君の知らない空
「不思議よね、誰が刺客か分かるなんて。リストを作って部下に捜査させて、ひとりずつ片付けてるって。ヤられる前にヤり返すっていう考え方なんでしょうね、新聞やニュースには載らないのが余計に怖いわよね」
リスト?
ふと頭に浮かんだのは、桂一の持っていた男性の写真。比較的若い男性ばかりで、中には日本人ではない人も載っていた。
その中には小川亮もいた。
まさか彼が?
あの日、電車が遅延した日に見た彼の姿が思い出された。
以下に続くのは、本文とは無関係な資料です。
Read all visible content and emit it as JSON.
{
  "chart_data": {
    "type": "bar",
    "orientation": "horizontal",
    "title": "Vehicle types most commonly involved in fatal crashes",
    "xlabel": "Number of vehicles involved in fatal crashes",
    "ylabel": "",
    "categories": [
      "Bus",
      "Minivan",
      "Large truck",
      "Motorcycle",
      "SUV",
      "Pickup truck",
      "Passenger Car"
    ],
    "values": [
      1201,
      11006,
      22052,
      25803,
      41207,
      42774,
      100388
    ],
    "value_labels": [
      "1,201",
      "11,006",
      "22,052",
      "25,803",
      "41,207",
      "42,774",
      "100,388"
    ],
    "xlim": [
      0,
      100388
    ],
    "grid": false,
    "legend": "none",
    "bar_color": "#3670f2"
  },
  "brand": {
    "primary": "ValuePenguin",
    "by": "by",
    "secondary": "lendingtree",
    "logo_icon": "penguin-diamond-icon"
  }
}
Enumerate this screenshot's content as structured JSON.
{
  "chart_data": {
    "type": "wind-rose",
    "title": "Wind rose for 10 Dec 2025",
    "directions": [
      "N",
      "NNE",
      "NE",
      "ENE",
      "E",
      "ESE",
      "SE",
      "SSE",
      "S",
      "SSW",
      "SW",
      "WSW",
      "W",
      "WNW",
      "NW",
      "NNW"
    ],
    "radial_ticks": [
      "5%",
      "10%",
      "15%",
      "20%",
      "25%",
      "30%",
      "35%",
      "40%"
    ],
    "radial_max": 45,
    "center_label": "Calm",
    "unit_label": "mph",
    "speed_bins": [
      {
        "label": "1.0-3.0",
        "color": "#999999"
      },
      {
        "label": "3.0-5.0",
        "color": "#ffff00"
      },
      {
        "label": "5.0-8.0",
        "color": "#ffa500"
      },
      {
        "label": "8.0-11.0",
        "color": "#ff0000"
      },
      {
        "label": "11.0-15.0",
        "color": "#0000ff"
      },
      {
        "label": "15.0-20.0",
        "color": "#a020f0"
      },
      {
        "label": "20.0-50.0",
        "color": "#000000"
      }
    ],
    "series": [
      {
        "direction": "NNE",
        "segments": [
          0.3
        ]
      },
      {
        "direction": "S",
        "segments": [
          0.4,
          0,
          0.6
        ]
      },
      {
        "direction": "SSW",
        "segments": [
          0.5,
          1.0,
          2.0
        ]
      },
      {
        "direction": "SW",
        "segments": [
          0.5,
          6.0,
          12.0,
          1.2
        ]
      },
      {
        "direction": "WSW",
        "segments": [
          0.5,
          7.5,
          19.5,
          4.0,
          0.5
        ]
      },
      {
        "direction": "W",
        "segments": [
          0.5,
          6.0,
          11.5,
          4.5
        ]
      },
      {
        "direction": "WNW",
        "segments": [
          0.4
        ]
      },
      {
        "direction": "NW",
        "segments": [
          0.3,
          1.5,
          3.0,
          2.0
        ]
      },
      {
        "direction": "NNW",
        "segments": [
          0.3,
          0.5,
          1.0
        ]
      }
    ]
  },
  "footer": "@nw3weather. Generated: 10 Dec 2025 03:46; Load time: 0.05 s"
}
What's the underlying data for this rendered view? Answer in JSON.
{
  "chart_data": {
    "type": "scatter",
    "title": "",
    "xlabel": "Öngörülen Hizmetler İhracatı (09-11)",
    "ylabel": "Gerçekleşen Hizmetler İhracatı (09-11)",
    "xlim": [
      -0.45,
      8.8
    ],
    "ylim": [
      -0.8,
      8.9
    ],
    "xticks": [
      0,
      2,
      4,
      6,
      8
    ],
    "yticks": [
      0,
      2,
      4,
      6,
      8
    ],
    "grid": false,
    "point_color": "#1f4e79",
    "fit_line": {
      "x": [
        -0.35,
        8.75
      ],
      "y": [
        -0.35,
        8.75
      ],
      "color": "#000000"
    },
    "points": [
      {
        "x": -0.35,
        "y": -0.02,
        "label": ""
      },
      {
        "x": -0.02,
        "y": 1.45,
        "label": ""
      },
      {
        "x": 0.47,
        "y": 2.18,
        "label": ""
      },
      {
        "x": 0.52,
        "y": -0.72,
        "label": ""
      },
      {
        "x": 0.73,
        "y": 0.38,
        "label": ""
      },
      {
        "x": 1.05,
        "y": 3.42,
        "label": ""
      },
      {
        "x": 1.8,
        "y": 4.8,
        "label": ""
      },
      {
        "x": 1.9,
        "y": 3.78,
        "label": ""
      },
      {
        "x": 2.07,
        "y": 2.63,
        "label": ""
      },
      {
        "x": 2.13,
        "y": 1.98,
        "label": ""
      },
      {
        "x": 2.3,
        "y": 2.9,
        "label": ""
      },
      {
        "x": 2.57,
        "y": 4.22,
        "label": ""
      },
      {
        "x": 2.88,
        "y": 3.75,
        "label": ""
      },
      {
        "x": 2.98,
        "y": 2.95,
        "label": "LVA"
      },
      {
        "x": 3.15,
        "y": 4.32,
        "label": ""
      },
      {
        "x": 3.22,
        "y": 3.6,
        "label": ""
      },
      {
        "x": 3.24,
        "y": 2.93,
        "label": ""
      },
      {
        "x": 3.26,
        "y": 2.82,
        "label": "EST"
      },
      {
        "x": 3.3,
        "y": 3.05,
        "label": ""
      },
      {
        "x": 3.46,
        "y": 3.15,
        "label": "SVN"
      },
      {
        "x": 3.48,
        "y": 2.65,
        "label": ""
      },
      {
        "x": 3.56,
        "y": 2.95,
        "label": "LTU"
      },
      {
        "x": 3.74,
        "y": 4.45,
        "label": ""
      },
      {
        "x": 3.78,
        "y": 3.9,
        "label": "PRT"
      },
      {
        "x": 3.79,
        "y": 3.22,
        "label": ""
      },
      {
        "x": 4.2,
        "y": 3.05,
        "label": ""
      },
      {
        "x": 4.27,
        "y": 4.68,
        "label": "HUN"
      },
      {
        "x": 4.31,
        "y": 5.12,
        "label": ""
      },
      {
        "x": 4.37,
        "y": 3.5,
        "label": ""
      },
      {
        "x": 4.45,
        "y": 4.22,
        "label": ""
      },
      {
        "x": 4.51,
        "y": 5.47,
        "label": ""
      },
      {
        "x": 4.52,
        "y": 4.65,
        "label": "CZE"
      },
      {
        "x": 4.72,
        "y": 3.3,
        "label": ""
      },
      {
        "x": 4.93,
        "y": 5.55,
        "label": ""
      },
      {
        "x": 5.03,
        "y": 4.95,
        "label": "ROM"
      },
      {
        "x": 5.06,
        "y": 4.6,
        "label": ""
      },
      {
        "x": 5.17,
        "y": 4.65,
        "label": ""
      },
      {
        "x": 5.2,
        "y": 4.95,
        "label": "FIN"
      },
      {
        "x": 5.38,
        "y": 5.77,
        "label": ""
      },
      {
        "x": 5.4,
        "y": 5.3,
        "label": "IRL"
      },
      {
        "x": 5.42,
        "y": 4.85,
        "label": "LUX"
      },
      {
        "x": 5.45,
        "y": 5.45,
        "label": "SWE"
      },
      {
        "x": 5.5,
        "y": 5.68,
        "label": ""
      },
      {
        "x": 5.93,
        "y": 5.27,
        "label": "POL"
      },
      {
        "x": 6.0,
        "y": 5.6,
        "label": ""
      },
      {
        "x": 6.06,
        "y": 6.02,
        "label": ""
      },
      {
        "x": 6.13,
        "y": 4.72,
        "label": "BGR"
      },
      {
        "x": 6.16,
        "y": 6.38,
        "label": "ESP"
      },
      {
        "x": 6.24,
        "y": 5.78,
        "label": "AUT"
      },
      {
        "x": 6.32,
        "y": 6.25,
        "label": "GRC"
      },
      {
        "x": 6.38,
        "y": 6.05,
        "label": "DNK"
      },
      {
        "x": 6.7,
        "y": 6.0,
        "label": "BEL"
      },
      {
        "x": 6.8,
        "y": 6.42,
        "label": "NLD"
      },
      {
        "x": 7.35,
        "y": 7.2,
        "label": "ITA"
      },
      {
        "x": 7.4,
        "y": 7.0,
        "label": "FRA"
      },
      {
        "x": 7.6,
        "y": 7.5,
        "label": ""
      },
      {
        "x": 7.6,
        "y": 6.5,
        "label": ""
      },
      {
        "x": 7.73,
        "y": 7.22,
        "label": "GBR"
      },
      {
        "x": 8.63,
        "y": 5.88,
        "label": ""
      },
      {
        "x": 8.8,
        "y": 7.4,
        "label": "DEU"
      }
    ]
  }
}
自転車に乗った彼とすれ違ったのは南町駅近く、夕霧駅の方へと向かっていた。
彼は霞駅から来たのではないか。
もしかすると霞駅で彼の部下と揉めたというのは、彼ではないのか。
じわじわと嫌な予感が込み上げてきて、胸が苦しくなってくる。
誰か、おばさんでもいいから、思いきり否定してほしい。彼は関係ないと。
「あなたも気をつけなさい、盗み聴きなんかしてたら、いつか痛い目に遭うわよ。相手は普通じゃないんだから常識は通用しないと思いなさいね」
「はい、分かりました。ありがとうございました」
深く頭を下げると、おばさんは私の肩にぽんっと手を載せた。顔を上げたら満面の笑みを湛えて、
「また、いつでも来なさい。新しい情報仕入れて待ってるから、ハルミちゃん」
と言ってくれた。
胸の中の不安が少しだけ消えていくような気がする。
「はい、きっと来ます。今度はまっすぐ……迷わないように、ここに来ますね」
私も、おばさんに負けないぐらい笑顔で答えて病室を出た。